The test measures the rate at which nicotine is broken down in the body, and uses this to calculate how long it will take before an individual craves nicotine again.
Faster nicotine breakdown is associated with both more extreme cravings and greater difficulty giving up smoking using a normal nicotine patch.
"The ultimate aim here is to distinguish smokers who are likely to benefit from a standard dose of nicotine patch from those who may need a higher dose patch or an alternative therapy in order to succeed in quitting," said lead researcher Dr Lerman.
The study enrolled 480 smokers onto an eight week course. They were supplied with either nicotine patches or nasal sprays as they attempted to give up.

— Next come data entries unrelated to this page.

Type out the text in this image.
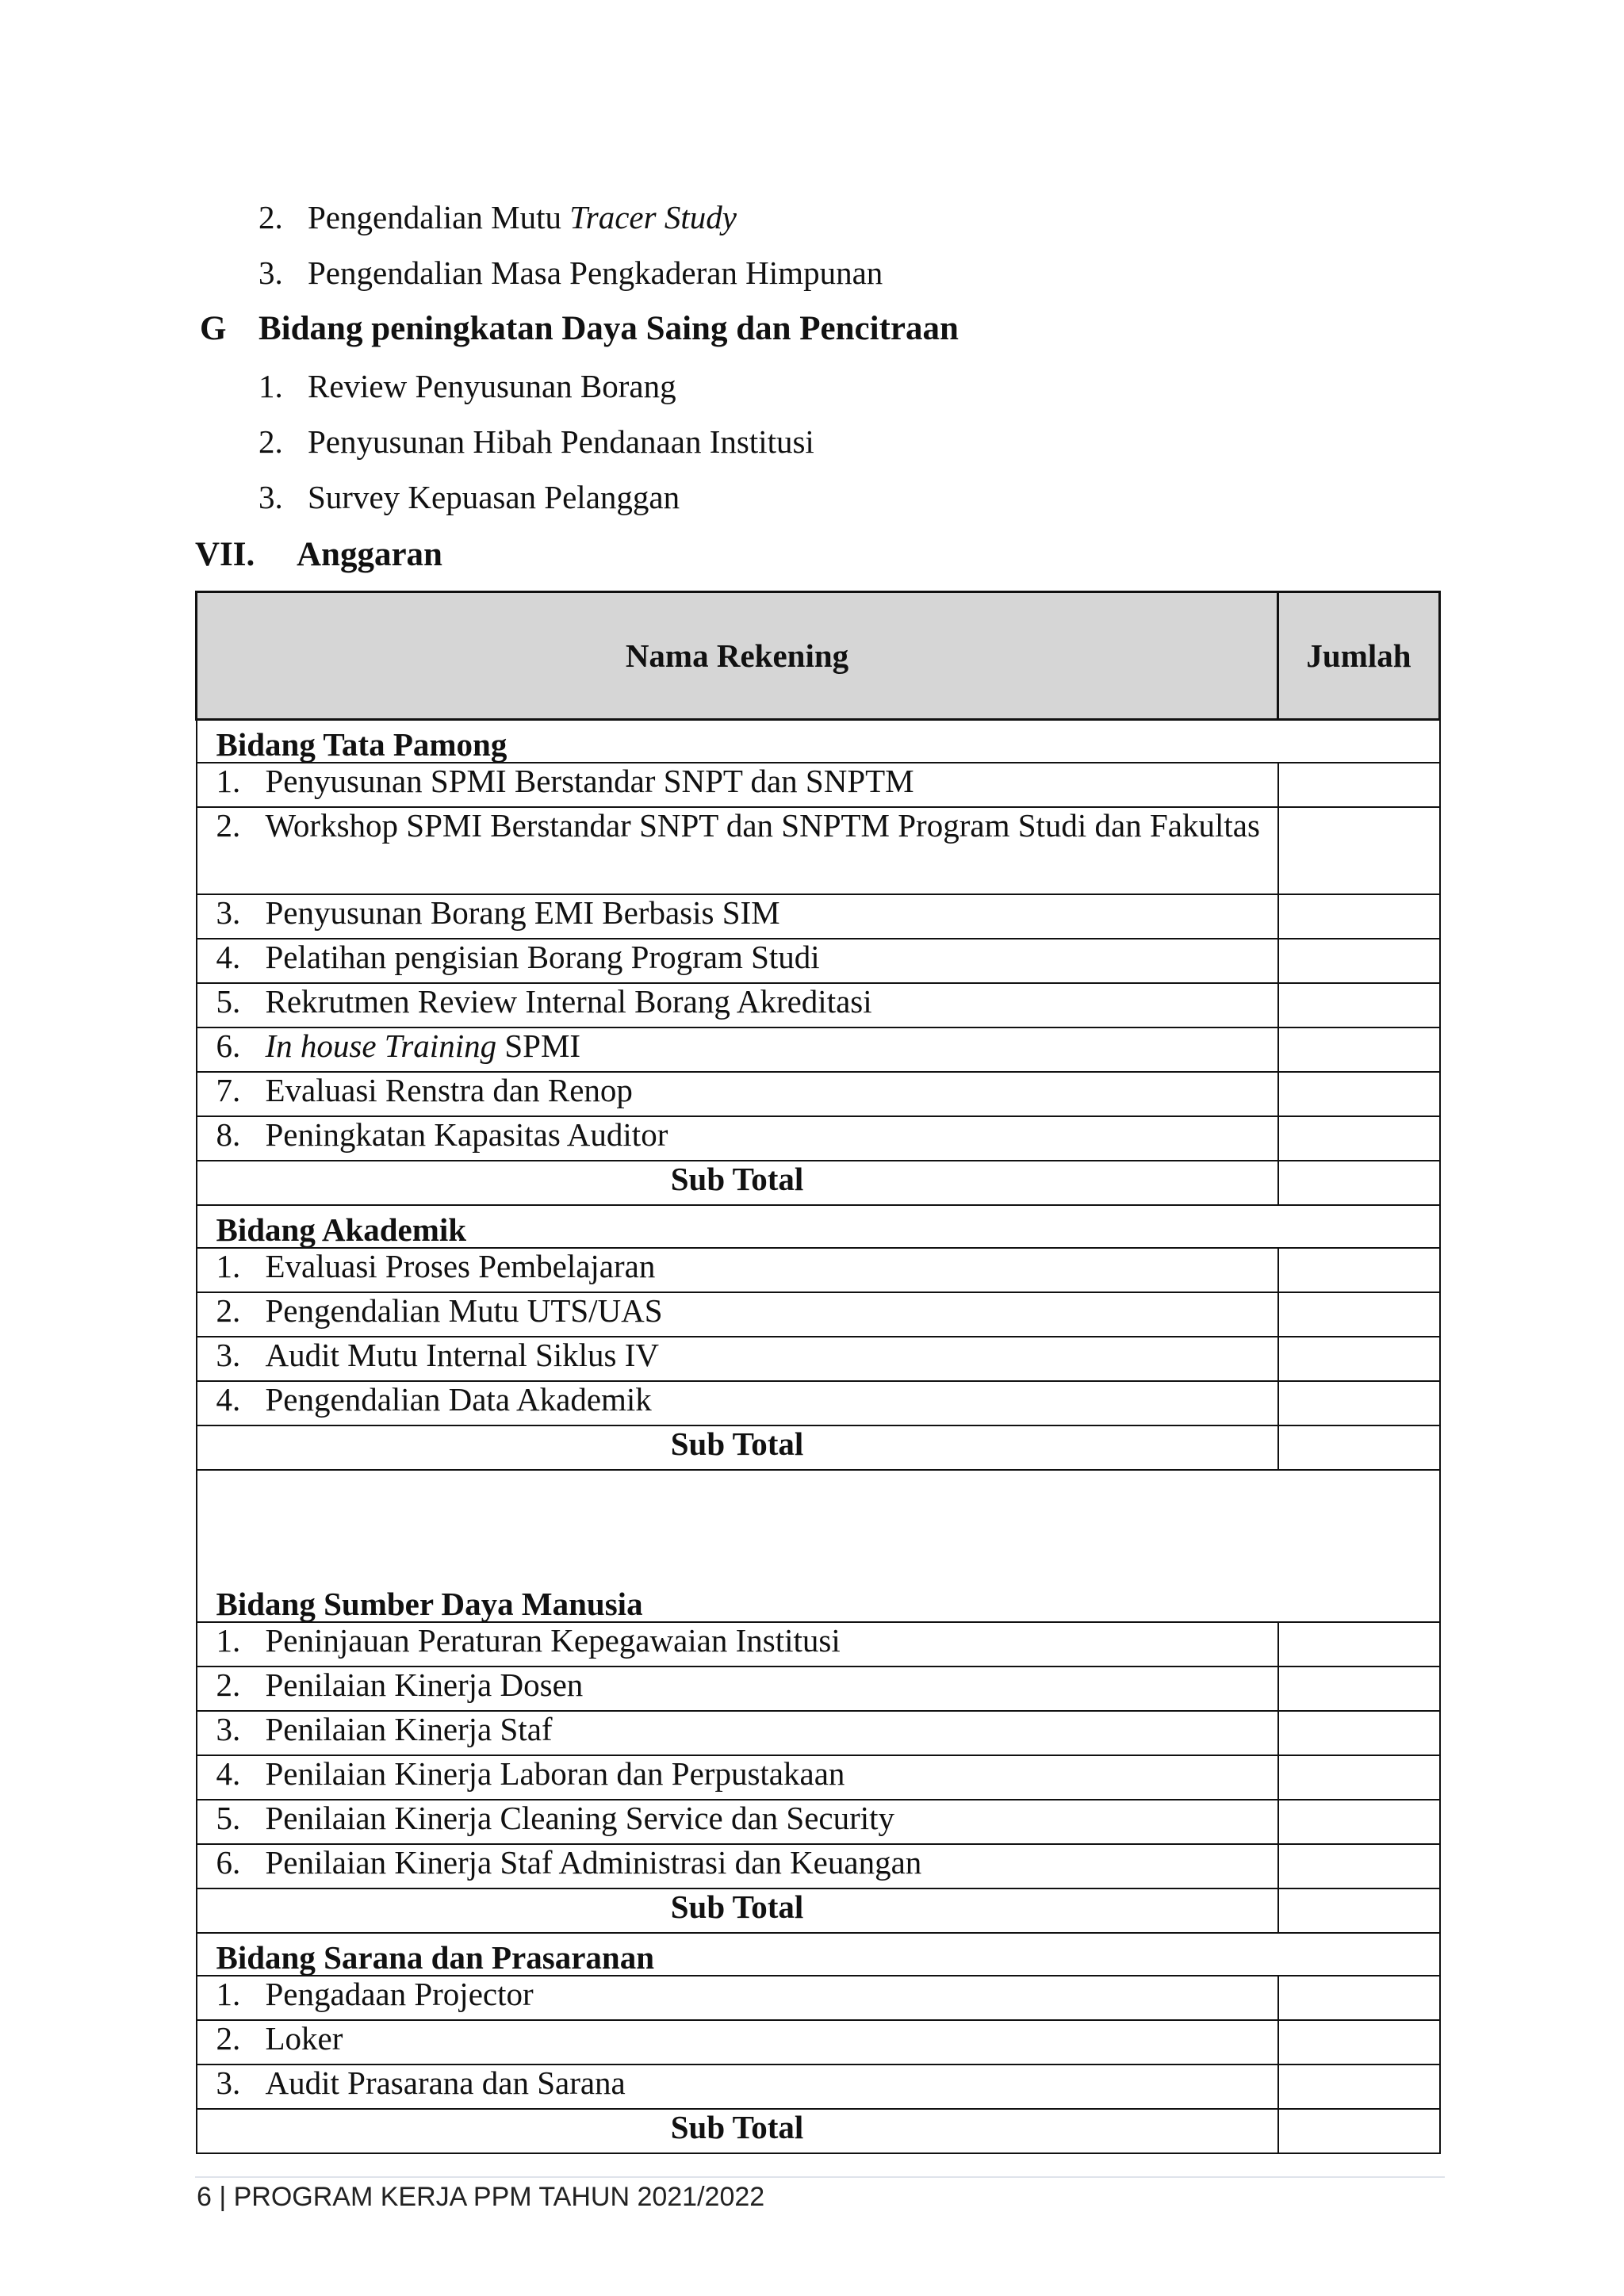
2. Pengendalian Mutu Tracer Study
3. Pengendalian Masa Pengkaderan Himpunan
G Bidang peningkatan Daya Saing dan Pencitraan
1. Review Penyusunan Borang
2. Penyusunan Hibah Pendanaan Institusi
3. Survey Kepuasan Pelanggan
VII. Anggaran
Nama Rekening	Jumlah
Bidang Tata Pamong	

1. Penyusunan SPMI Berstandar SNPT dan SNPTM	

2. Workshop SPMI Berstandar SNPT dan SNPTM Program Studi dan Fakultas	

3. Penyusunan Borang EMI Berbasis SIM	

4. Pelatihan pengisian Borang Program Studi	

5. Rekrutmen Review Internal Borang Akreditasi	

6. In house Training SPMI	

7. Evaluasi Renstra dan Renop	

8. Peningkatan Kapasitas Auditor	

Sub Total	
Bidang Akademik	

1. Evaluasi Proses Pembelajaran	

2. Pengendalian Mutu UTS/UAS	

3. Audit Mutu Internal Siklus IV	

4. Pengendalian Data Akademik	

Sub Total	
Bidang Sumber Daya Manusia	

1. Peninjauan Peraturan Kepegawaian Institusi	

2. Penilaian Kinerja Dosen	

3. Penilaian Kinerja Staf	

4. Penilaian Kinerja Laboran dan Perpustakaan	

5. Penilaian Kinerja Cleaning Service dan Security	

6. Penilaian Kinerja Staf Administrasi dan Keuangan	

Sub Total	
Bidang Sarana dan Prasaranan	

1. Pengadaan Projector	

2. Loker	

3. Audit Prasarana dan Sarana	

Sub Total	
6 | PROGRAM KERJA PPM TAHUN 2021/2022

They were breath tested for tobacco smoke at the end of the eight week course and once again during a six-month follow up. They also supplied details of their cravings during the study.
"Using the rate of nicotine metabolism, we were able to predict the level of cravings and the efficacy of the nicotine patch," said Dr Lerman.

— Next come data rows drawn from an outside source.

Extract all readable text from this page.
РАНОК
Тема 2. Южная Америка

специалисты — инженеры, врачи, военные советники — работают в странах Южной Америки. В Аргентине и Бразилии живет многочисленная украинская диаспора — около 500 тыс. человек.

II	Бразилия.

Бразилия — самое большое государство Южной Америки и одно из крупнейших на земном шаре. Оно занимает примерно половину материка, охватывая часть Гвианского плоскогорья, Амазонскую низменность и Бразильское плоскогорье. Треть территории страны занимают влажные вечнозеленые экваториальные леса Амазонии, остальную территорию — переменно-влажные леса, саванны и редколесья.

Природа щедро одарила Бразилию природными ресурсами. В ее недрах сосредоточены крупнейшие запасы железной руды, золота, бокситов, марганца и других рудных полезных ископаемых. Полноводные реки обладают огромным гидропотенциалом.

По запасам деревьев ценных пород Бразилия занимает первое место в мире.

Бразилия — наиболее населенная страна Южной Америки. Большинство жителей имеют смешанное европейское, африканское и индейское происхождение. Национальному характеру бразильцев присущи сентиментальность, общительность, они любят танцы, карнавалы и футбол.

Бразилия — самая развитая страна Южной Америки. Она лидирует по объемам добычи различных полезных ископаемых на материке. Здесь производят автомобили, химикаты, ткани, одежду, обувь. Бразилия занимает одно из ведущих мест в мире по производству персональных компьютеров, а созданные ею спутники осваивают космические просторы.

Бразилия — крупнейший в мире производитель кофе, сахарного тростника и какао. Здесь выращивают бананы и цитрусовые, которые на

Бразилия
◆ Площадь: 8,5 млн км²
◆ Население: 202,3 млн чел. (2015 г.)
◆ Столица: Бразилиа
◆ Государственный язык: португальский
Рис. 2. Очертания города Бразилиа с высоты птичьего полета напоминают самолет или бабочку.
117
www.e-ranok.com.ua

"Similar results could not be obtained for the nicotine spray, most likely because the subjects were able to compensate for rapid metabolism of nicotine by using the spray more often."
Ultimately, researchers hope to develop the blood test into a non-invasive urine or saliva-based test.
The study was carried out by the Abramson Cancer Centre at the University of Pennsylvania and published in the June issue of the Journal of Clinical Pharmacology and Therapeutics.